Question

Consider the circuit shown in figure. (a) Find the current through the battery a long time after the switch S is closed. (b) Suppose the switch is again opened at t = 0. What is the time constant of the discharging circuit? (c) Find the current through the inductor after one time constant.

Answer 1

(a) Because the switch is closed, the battery gets connected across the L‒R circuit.

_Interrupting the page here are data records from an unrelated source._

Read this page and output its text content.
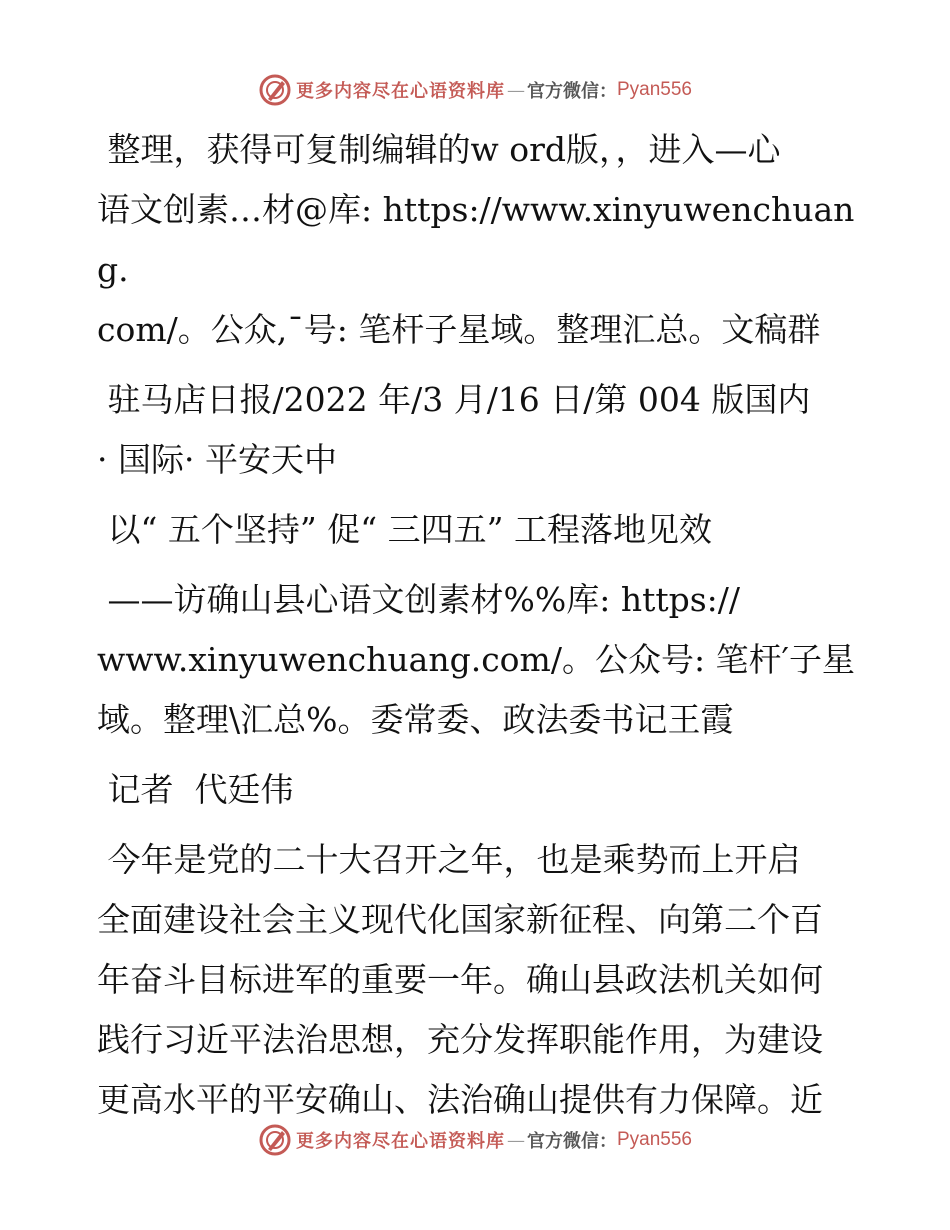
更多内容尽在心语资料库 — 官方微信： Pyan556

整理，获得可复制编辑的w ord版，，进入—心

语文创素…材@库: https://www.xinyuwenchuang.

com/。公众,¯号: 笔杆子星域。整理汇总。文稿群

驻马店日报/2022 年/3 月/16 日/第 004 版国内

· 国际· 平安天中

以“ 五个坚持” 促“ 三四五” 工程落地见效

——访确山县心语文创素材%%库: https://

www.xinyuwenchuang.com/。公众号: 笔杆′子星

域。整理\汇总%。委常委、政法委书记王霞

记者  代廷伟

今年是党的二十大召开之年，也是乘势而上开启

全面建设社会主义现代化国家新征程、向第二个百

年奋斗目标进军的重要一年。确山县政法机关如何

践行习近平法治思想，充分发挥职能作用，为建设

更高水平的平安确山、法治确山提供有力保障。近

更多内容尽在心语资料库 — 官方微信： Pyan556
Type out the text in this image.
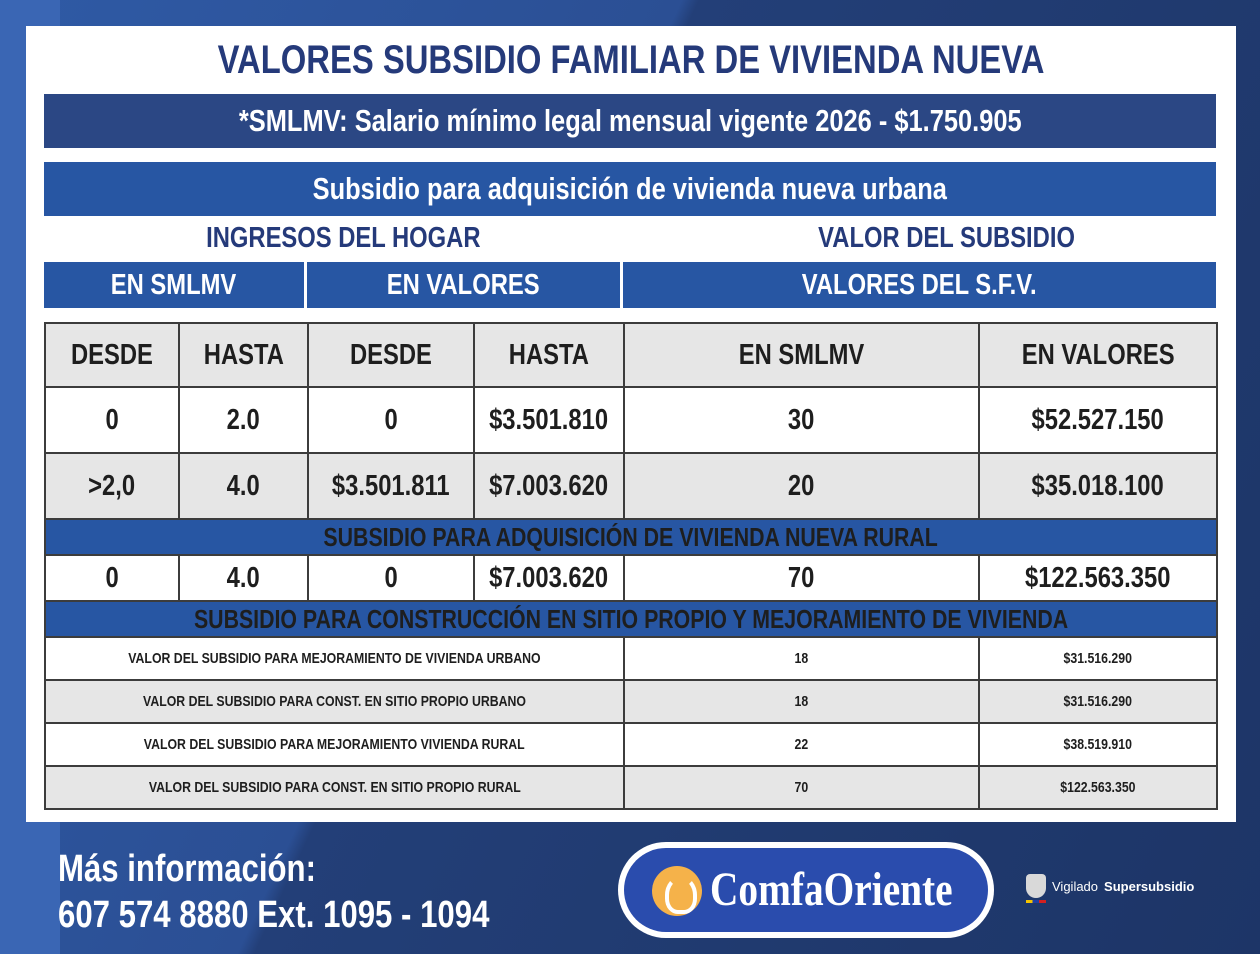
VALORES SUBSIDIO FAMILIAR DE VIVIENDA NUEVA
*SMLMV: Salario mínimo legal mensual vigente 2026 - $1.750.905
Subsidio para adquisición de vivienda nueva urbana
INGRESOS DEL HOGAR	VALOR DEL SUBSIDIO
EN SMLMV	EN VALORES	VALORES DEL S.F.V.
DESDE	HASTA	DESDE	HASTA	EN SMLMV	EN VALORES
0	2.0	0	$3.501.810	30	$52.527.150
>2,0	4.0	$3.501.811	$7.003.620	20	$35.018.100
SUBSIDIO PARA ADQUISICIÓN DE VIVIENDA NUEVA RURAL					
0	4.0	0	$7.003.620	70	$122.563.350
SUBSIDIO PARA CONSTRUCCIÓN EN SITIO PROPIO Y MEJORAMIENTO DE VIVIENDA					
VALOR DEL SUBSIDIO PARA MEJORAMIENTO DE VIVIENDA URBANO				18	$31.516.290
VALOR DEL SUBSIDIO PARA CONST. EN SITIO PROPIO URBANO				18	$31.516.290
VALOR DEL SUBSIDIO PARA MEJORAMIENTO VIVIENDA RURAL				22	$38.519.910
VALOR DEL SUBSIDIO PARA CONST. EN SITIO PROPIO RURAL				70	$122.563.350
Más información:
607 574 8880 Ext. 1095 - 1094	ComfaOriente	Vigilado Supersubsidio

The current in the L‒R circuit after t seconds after connecting the battery is given by

i = i₀ (1 − e^−t/τ)

Here,

i₀ = Steady state current

τ = Time constant = `L/R`

After a long time, t → ∞.

Now,

Current in the inductor, i = i₀ (1 − e⁰) = 0

Thus, the effect of inductance vanishes.

\[i = \frac{\epsilon}{R_{net}}\]

\[i = \frac{\epsilon}{\frac{R_1 \times R_2}{R_1 + R_2}} = \frac{\epsilon( R_1 + R_2 )}{R_1 R_2}\]

(b) When the switch is opened, the resistance are in series.

The time constant is given by

\[\tau = \frac{L}{R_{net}} = \frac{L}{R_1 + R_2}\]

(c) The inductor will discharge through resistors R₁ and R₂.
The current through the inductor after one time constant is given by

t = τ

∴ Current, i = i₀ e^−τ/τ

Here,

\[i_0=\frac{\epsilon}{R_1 + R_2}\]

\[\therefore i=\frac{\epsilon}{R_1 + R_2} \times \frac{1}{e}\]